Development of the Regional Management of the Economy in East-Central Europe
Kulcsszavak:
regional management, economic regions, regional planning, sectoral management, Soviet Union, Lenin, socialist economic management, county councilsAbsztrakt
The factors hindering extensive economic development were of necessity generated in most European socialist countries by the initial advantages of an intensive industrialization. The well-known challenges of the 1970s which marked a watershed in the economy, were met in the socialist countries by an accelerated intensification of the economy. The structural transformation of the economy played an important role in these changes almost everywhere. It has gradually become self-evident that the pattern and rate of economic growth will be determined by the inner structural changes. Moreover, the spatial structure will become a major determining factor in the dynamics of the economy. Thus, the connection between economic growth and regional structure has been put into a new light, due to a slow-down in the economic processes. This study provides an overview of the development of regional management in East-Central Europe from the socialist era which had initially been characterized by the dominance of sectoral management. The first part of the study illustrates the failure and negative consequences of the hierarchic sectoral management system and introduces the reader into the reform attempts assigning a key-role to economic-administrative regions.
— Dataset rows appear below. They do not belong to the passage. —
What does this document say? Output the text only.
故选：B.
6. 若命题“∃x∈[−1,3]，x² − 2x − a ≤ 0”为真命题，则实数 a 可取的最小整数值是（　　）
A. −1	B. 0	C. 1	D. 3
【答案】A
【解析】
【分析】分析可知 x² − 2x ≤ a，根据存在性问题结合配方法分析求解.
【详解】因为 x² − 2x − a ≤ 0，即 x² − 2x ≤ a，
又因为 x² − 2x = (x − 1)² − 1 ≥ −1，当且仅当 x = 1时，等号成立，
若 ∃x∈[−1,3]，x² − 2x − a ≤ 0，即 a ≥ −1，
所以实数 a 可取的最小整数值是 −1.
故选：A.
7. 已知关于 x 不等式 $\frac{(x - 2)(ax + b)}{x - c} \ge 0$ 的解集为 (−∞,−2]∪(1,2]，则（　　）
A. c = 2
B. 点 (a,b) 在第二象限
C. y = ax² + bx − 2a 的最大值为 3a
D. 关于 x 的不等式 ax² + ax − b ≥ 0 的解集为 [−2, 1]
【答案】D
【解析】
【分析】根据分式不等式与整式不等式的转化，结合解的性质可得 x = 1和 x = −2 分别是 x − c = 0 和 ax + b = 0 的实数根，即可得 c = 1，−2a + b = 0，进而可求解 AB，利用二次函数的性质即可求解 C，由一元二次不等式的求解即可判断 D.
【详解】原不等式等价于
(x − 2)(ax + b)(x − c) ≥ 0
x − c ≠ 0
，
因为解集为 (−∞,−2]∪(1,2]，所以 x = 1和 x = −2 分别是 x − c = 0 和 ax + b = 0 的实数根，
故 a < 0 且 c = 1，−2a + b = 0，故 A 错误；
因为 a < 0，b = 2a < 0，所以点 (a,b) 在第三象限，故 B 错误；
It soon became obvious, however, that these administrative regions were far from being economic regions, planning done by economic councils could not be identified with regional planning. The second major part of the study introduces the spatial frameworks of society and the economy in the various countries, with a particular focus on the system of economic regions and social economic regionalization. The fourth section is consecrated to factors influencing the development of regional economic management in one particular country. The author seeks to reveal the meaning of decentralization in a socialist-type economy on the basis of the Hungarian experience.